Thomas Stopka, PhD, MHS, Department of Public Health & Community Medicine, Tufts University School of Medicine, Boston, MA
Ashley Donahue, MPH, Tufts University School of Medicine, Boston, MA
Marga Hutcheson, MA, Department of Public Health and Community Medicine, Tufts University School of Medicine, Boston, MA
Helen Queenan, BS, Department of Public Health and Community Medicine, Tufts University School of Medicine, Boston, MA
Max Sandusky, BS, Prevention and Screening Services, AIDS Support Group of Cape Cod, Provincetown, MA
Lena Asmar, MSW, LICSW, AIDS Action Committee of Massachusetts, Boston, MA
Sarah Mackin, BS, Addicts Health Opportunity Prevention Education (AHOPE), Boston Public Health Commission, Boston
Timothy Purington, M.Ed., Tapestry Health, Inc., Springfield, MA
background: With passage of the Affordable Care Act, universal healthcare has become a reality for many underserved communities, including people who inject drugs (PWID) and people living with HIV. We implemented the iDU Care project, with health navigators in five Massachusetts syringe exchange programs (SEPs), to improve access to health insurance and healthcare services among PWID.

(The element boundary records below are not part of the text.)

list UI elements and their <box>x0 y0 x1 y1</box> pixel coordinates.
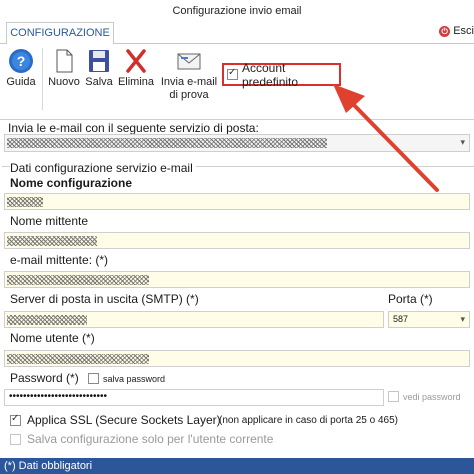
nuovo-button[interactable]: Nuovo <box>46 48 82 89</box>
checkbox-icon <box>388 391 399 402</box>
invia-prova-button[interactable]: Invia e-mail di prova <box>158 48 220 102</box>
nome-configurazione-label: Nome configurazione <box>10 176 133 190</box>
checkbox-icon <box>10 413 21 426</box>
ssl-checkbox[interactable]: Applica SSL (Secure Sockets Layer) <box>10 413 221 427</box>
tab-strip: CONFIGURAZIONE ⏻ Esci <box>0 22 474 45</box>
server-label: Server di posta in uscita (SMTP) (*) <box>10 292 199 306</box>
new-document-icon <box>50 48 78 74</box>
porta-value: 587 <box>393 314 409 324</box>
email-mittente-label: e-mail mittente: (*) <box>10 253 109 267</box>
chevron-down-icon: ▾ <box>460 314 465 324</box>
masked-value <box>7 275 149 285</box>
account-predefinito-label: Account predefinito <box>242 60 299 89</box>
service-value-masked <box>7 138 327 148</box>
svg-text:?: ? <box>17 53 26 69</box>
password-label: Password (*) <box>10 371 79 385</box>
email-icon <box>175 48 203 74</box>
nome-mittente-label: Nome mittente <box>10 214 89 228</box>
salva-config-checkbox[interactable]: Salva configurazione solo per l'utente c… <box>10 432 273 446</box>
separator <box>42 48 43 110</box>
masked-value <box>7 236 97 246</box>
nome-utente-label: Nome utente (*) <box>10 331 95 345</box>
invia-label-1: Invia e-mail <box>160 76 218 88</box>
checkbox-icon <box>88 373 99 384</box>
nuovo-label: Nuovo <box>48 76 80 88</box>
invia-label-2: di prova <box>169 89 209 101</box>
nome-utente-input[interactable] <box>4 350 470 367</box>
masked-value <box>7 354 149 364</box>
service-label: Invia le e-mail con il seguente servizio… <box>8 121 259 135</box>
password-value: •••••••••••••••••••••••••••• <box>9 391 108 402</box>
ssl-label: Applica SSL (Secure Sockets Layer) <box>27 413 221 427</box>
masked-value <box>7 315 87 325</box>
salva-config-label: Salva configurazione solo per l'utente c… <box>27 432 274 446</box>
window-title: Configurazione invio email <box>0 0 474 22</box>
ssl-note: (non applicare in caso di porta 25 o 465… <box>219 415 399 426</box>
nome-configurazione-input[interactable] <box>4 193 470 210</box>
vedi-password-checkbox[interactable]: vedi password <box>388 391 461 402</box>
salva-button[interactable]: Salva <box>84 48 114 89</box>
tab-configurazione[interactable]: CONFIGURAZIONE <box>6 22 114 45</box>
salva-label: Salva <box>85 76 113 88</box>
exit-button[interactable]: ⏻ Esci <box>439 25 474 37</box>
save-icon <box>85 48 113 74</box>
email-mittente-input[interactable] <box>4 271 470 288</box>
guida-label: Guida <box>6 76 36 88</box>
porta-select[interactable]: 587 ▾ <box>388 311 470 328</box>
porta-label: Porta (*) <box>388 292 433 306</box>
server-input[interactable] <box>4 311 384 328</box>
group-title: Dati configurazione servizio e-mail <box>10 161 196 175</box>
password-input[interactable]: •••••••••••••••••••••••••••• <box>4 389 384 406</box>
chevron-down-icon: ▾ <box>460 137 465 147</box>
guida-button[interactable]: ? Guida <box>4 48 38 89</box>
salva-password-label: salva password <box>103 373 166 384</box>
checkbox-icon <box>10 433 21 445</box>
elimina-label: Elimina <box>117 76 155 88</box>
masked-value <box>7 197 43 207</box>
nome-mittente-input[interactable] <box>4 232 470 249</box>
status-bar: (*) Dati obbligatori <box>0 458 474 474</box>
help-icon: ? <box>7 48 35 74</box>
account-predefinito-checkbox[interactable]: Account predefinito <box>222 60 341 89</box>
service-select[interactable]: ▾ <box>4 134 470 152</box>
elimina-button[interactable]: Elimina <box>116 48 156 89</box>
salva-password-checkbox[interactable]: salva password <box>88 373 165 384</box>
exit-label: Esci <box>453 25 474 37</box>
checkbox-icon <box>227 67 238 80</box>
vedi-password-label: vedi password <box>403 391 461 402</box>
power-icon: ⏻ <box>439 25 451 37</box>
delete-icon <box>122 48 150 74</box>
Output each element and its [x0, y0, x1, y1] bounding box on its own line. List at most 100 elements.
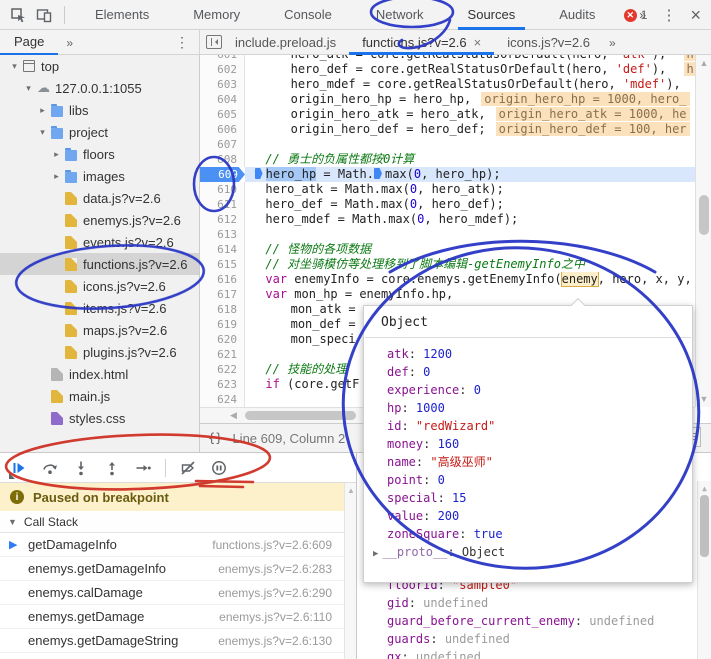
call-stack-frame[interactable]: enemys.calDamageenemys.js?v=2.6:290 [0, 581, 344, 605]
step-over-button[interactable] [41, 459, 59, 477]
devtools-tab-memory[interactable]: Memory [183, 0, 250, 30]
step-into-button[interactable] [72, 459, 90, 477]
editor-tab-functions-js-v-2-6[interactable]: functions.js?v=2.6× [349, 30, 494, 55]
navigator-menu-icon[interactable]: ⋮ [175, 34, 189, 51]
devtools-tab-network[interactable]: Network [366, 0, 434, 30]
tree-item-functions-js-v-2-6[interactable]: functions.js?v=2.6 [0, 253, 199, 275]
line-number[interactable]: 603 [200, 77, 245, 92]
scroll-up-icon[interactable]: ▲ [698, 484, 711, 493]
line-number[interactable]: 610 [200, 182, 245, 197]
expander-open-icon[interactable]: ▾ [8, 61, 21, 72]
code-line-612[interactable]: 612hero_mdef = Math.max(0, hero_mdef); [200, 212, 695, 227]
scroll-up-icon[interactable]: ▲ [696, 58, 711, 68]
editor-tab-icons-js-v-2-6[interactable]: icons.js?v=2.6 [494, 30, 603, 55]
step-marker-icon[interactable] [255, 168, 263, 179]
code-line-613[interactable]: 613 [200, 227, 695, 242]
editor-vertical-scrollbar[interactable]: ▲ ▼ [695, 55, 711, 407]
code-line-603[interactable]: 603hero_mdef = core.getRealStatusOrDefau… [200, 77, 695, 92]
tree-item-events-js-v-2-6[interactable]: events.js?v=2.6 [0, 231, 199, 253]
line-number[interactable]: 616 [200, 272, 245, 287]
line-number[interactable]: 602 [200, 62, 245, 77]
expander-closed-icon[interactable]: ▸ [36, 105, 49, 116]
deactivate-breakpoints-button[interactable] [179, 459, 197, 477]
editor-tab-include-preload-js[interactable]: include.preload.js [222, 30, 349, 55]
line-number[interactable]: 623 [200, 377, 245, 392]
tree-item-enemys-js-v-2-6[interactable]: enemys.js?v=2.6 [0, 209, 199, 231]
expander-closed-icon[interactable]: ▶ [373, 549, 378, 559]
tree-item-data-js-v-2-6[interactable]: data.js?v=2.6 [0, 187, 199, 209]
line-number[interactable]: 605 [200, 107, 245, 122]
close-tab-icon[interactable]: × [474, 35, 482, 50]
code-line-617[interactable]: 617var mon_hp = enemyInfo.hp, [200, 287, 695, 302]
code-line-607[interactable]: 607 [200, 137, 695, 152]
code-line-616[interactable]: 616var enemyInfo = core.enemys.getEnemyI… [200, 272, 695, 287]
object-property-proto[interactable]: ▶__proto__: Object [364, 543, 692, 561]
tree-item-maps-js-v-2-6[interactable]: maps.js?v=2.6 [0, 319, 199, 341]
call-stack-header[interactable]: ▼ Call Stack [0, 511, 344, 533]
expander-open-icon[interactable]: ▾ [22, 83, 35, 94]
code-line-609[interactable]: 609hero_hp = Math.max(0, hero_hp); [200, 167, 695, 182]
line-number[interactable]: 612 [200, 212, 245, 227]
line-number[interactable]: 606 [200, 122, 245, 137]
devtools-tab-audits[interactable]: Audits [549, 0, 605, 30]
code-line-608[interactable]: 608// 勇士的负属性都按0计算 [200, 152, 695, 167]
inspect-element-icon[interactable] [8, 5, 28, 25]
line-number[interactable]: 604 [200, 92, 245, 107]
close-icon[interactable]: × [690, 5, 701, 26]
tree-item-127-0-0-1-1055[interactable]: ▾☁127.0.0.1:1055 [0, 77, 199, 99]
devtools-tab-console[interactable]: Console [274, 0, 342, 30]
tree-item-icons-js-v-2-6[interactable]: icons.js?v=2.6 [0, 275, 199, 297]
breakpoint-line-number[interactable]: 609 [200, 167, 245, 182]
call-stack-frame[interactable]: enemys.getDamageenemys.js?v=2.6:110 [0, 605, 344, 629]
tree-item-floors[interactable]: ▸floors [0, 143, 199, 165]
line-number[interactable]: 617 [200, 287, 245, 302]
line-number[interactable]: 615 [200, 257, 245, 272]
pane-divider[interactable] [356, 453, 357, 659]
tree-item-top[interactable]: ▾top [0, 55, 199, 77]
call-stack-frame[interactable]: enemys.getDamageInfoenemys.js?v=2.6:283 [0, 557, 344, 581]
tree-item-main-js[interactable]: main.js [0, 385, 199, 407]
expander-closed-icon[interactable]: ▸ [50, 149, 63, 160]
scroll-left-icon[interactable]: ◀ [230, 410, 237, 421]
expander-open-icon[interactable]: ▾ [36, 127, 49, 138]
navigator-more-tabs[interactable]: » [66, 36, 73, 50]
line-number[interactable]: 619 [200, 317, 245, 332]
tree-item-libs[interactable]: ▸libs [0, 99, 199, 121]
tree-item-items-js-v-2-6[interactable]: items.js?v=2.6 [0, 297, 199, 319]
tree-item-styles-css[interactable]: styles.css [0, 407, 199, 429]
device-toolbar-icon[interactable] [34, 5, 54, 25]
pretty-print-button[interactable]: {} [200, 431, 232, 445]
step-marker-icon[interactable] [374, 168, 382, 179]
line-number[interactable]: 620 [200, 332, 245, 347]
hide-navigator-icon[interactable] [206, 35, 222, 49]
step-button[interactable] [134, 459, 152, 477]
scope-scrollbar[interactable]: ▲ [697, 481, 711, 659]
devtools-tab-sources[interactable]: Sources [458, 0, 526, 30]
tree-item-project[interactable]: ▾project [0, 121, 199, 143]
expander-closed-icon[interactable]: ▸ [50, 171, 63, 182]
line-number[interactable]: 607 [200, 137, 245, 152]
line-number[interactable]: 601 [200, 55, 245, 62]
pause-on-exceptions-button[interactable] [210, 459, 228, 477]
scrollbar-thumb[interactable] [700, 495, 709, 557]
code-line-606[interactable]: 606origin_hero_def = hero_def;origin_her… [200, 122, 695, 137]
code-line-614[interactable]: 614// 怪物的各项数据 [200, 242, 695, 257]
code-line-610[interactable]: 610hero_atk = Math.max(0, hero_atk); [200, 182, 695, 197]
line-number[interactable]: 621 [200, 347, 245, 362]
line-number[interactable]: 611 [200, 197, 245, 212]
call-stack-frame[interactable]: enemys.getDamageStringenemys.js?v=2.6:13… [0, 629, 344, 653]
line-number[interactable]: 608 [200, 152, 245, 167]
code-line-604[interactable]: 604origin_hero_hp = hero_hp,origin_hero_… [200, 92, 695, 107]
devtools-menu-icon[interactable]: ⋮ [661, 6, 676, 24]
tree-item-plugins-js-v-2-6[interactable]: plugins.js?v=2.6 [0, 341, 199, 363]
error-badge[interactable]: ✕ 1 [624, 8, 648, 22]
line-number[interactable]: 624 [200, 392, 245, 407]
call-stack-scrollbar[interactable]: ▲ [344, 483, 356, 659]
line-number[interactable]: 614 [200, 242, 245, 257]
code-line-602[interactable]: 602hero_def = core.getRealStatusOrDefaul… [200, 62, 695, 77]
line-number[interactable]: 618 [200, 302, 245, 317]
devtools-tab-elements[interactable]: Elements [85, 0, 159, 30]
code-line-611[interactable]: 611hero_def = Math.max(0, hero_def); [200, 197, 695, 212]
code-line-601[interactable]: 601hero_atk = core.getRealStatusOrDefaul… [200, 55, 695, 62]
tree-item-images[interactable]: ▸images [0, 165, 199, 187]
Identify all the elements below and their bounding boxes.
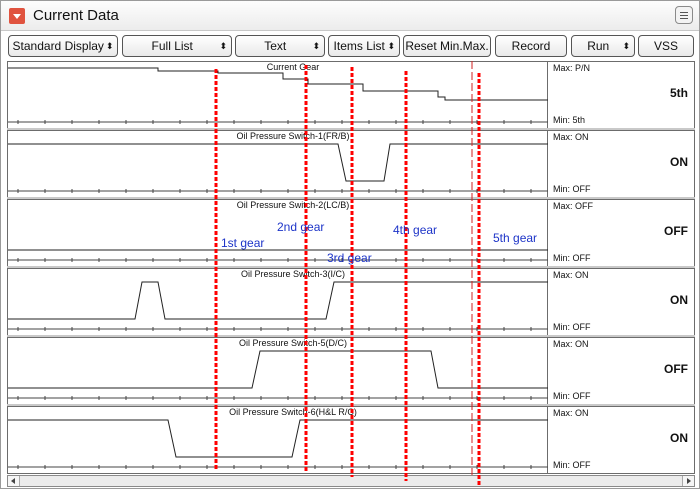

methods: We collected data on: client demographics, risk behaviors, disease status, health insurance enrollment, and healthcare referrals. We created GIS maps to highlight: HIV treatment cascade sites, public health resources, disease clusters, and regions of unmet need.

results: From July-December 2014, we completed 1,087 client visits, and client contacts increased by 48%, from 438 to 649 contacts. Two-thirds (67%) of client contacts were male, 71.7% white, 20.2 % Latino, and 4.7% African American. Among clients receiving services, 732 received referrals to healthcare and ancillary services. The most common referrals were: risk reduction counseling (702), behavioral risk assessments (698), HIV prevention counseling (515), overdose prevention (334), HIV testing services (241), sexually transmitted infection (STI) testing and treatment (171), and hepatitis C virus (HCV) testing (139). Forty-six clients were enrolled or re-enrolled in health insurance, or received assistance changing insurance and providers. High prevalence rates among client contacts were reported for HIV (3%), HCV (42%), and STIs (16%). Maps portrayed areas with adequate and inadequate access to health services, and spatial disease clusters (p<0.05).

conclusions: Through collaborative efforts with SEPs, we were able to train health navigators, and provide health insurance enrollment and referrals to PWID.

Learning Areas:

Provision of health care to the public
Public health or related public policy

Learning Objectives:
Discuss the iDU Care Collaborative model to enhance access to health insurance, healthcare, and enhanced referrals among people who inject drugs who are living with or at risk for HIV. Describe the collaborative work that Health Navigators across all authorized syringe exchange programs in Massachusetts are doing with PLWH, and people at risk for HIV, to assist in navigating health insurance and healthcare systems, and provide enhanced ancillary referrals. Discuss successes, challenges, and lessons learned across all iDU Care program sites through combined qualitative, quantitative, GIS, and spatial analyses.

Keyword(s): Affordable Care Act, Community Health Workers and Promoters

Presenting author's disclosure statement:

Qualified on the content I am responsible for because: I have years of experiences conducting research in the realm of HIV. I have been the principal or co-principal investigator of multiple state, private, and federally funded grants focusing on the epidemiology and prevention of HIV and HCV among people who inject drugs. Among my scientific interests has been the development of strategies for preventing HIV, HCV, and STDs in out-of-treatment drug users, and enhancing access to healthcare services.
Any relevant financial relationships? No

I agree to comply with the American Public Health Association Conflict of Interest and Commercial Support Guidelines, and to disclose to the participants any off-label or experimental uses of a commercial product or service discussed in my presentation.